Tuesday, December 6, 2016

The Years' I Don't Remember Pt.1

Content Warning: This article mentions topics such as sexual assault, anxiety, depression, and death. "If you’re thinking about suicide, are worried about a friend or loved one, or would like emotional support, the Lifeline network is available 24/7 across the United States. National Suicide Prevention Lifeline  (1-800-273-8255)." 

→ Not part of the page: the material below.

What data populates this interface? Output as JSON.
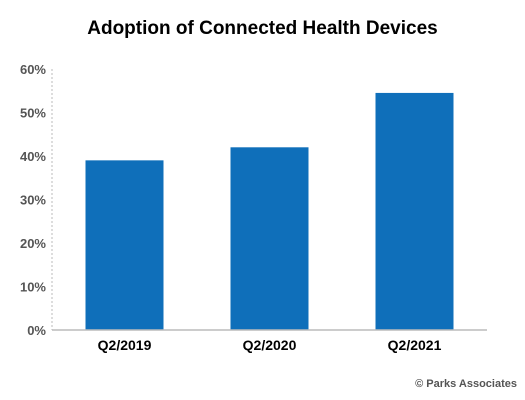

There I was during Thanksgiving, sitting on my cousins bed trying to convince my friend Sam not to kill himself. It was the year where my flip phone was still in style. We were both extremely depressed just trying to confide in each other; until that night everything hit rock bottom. It was about 8'clock when I was sitting on the twin bed upstairs isolated from my family, when he told me specifically that he was going to find a gun and use it on himself.  How could I make someone feel better and not commit suicide if I didn't even want to be alive myself? I was 16 when I had to call the police from 155 miles away. I couldn't take a chance on a situation like this, I would rather be safe than sorry. If I was in his position I would want someone to do the same thing for me. To be honest I don't really remember that Thanksgiving of 2013 because I was that depressed. This is one of the only memories I have from that holiday week. The last thing I remember was lying in bed and being brought a dinner plate; after that was a blur.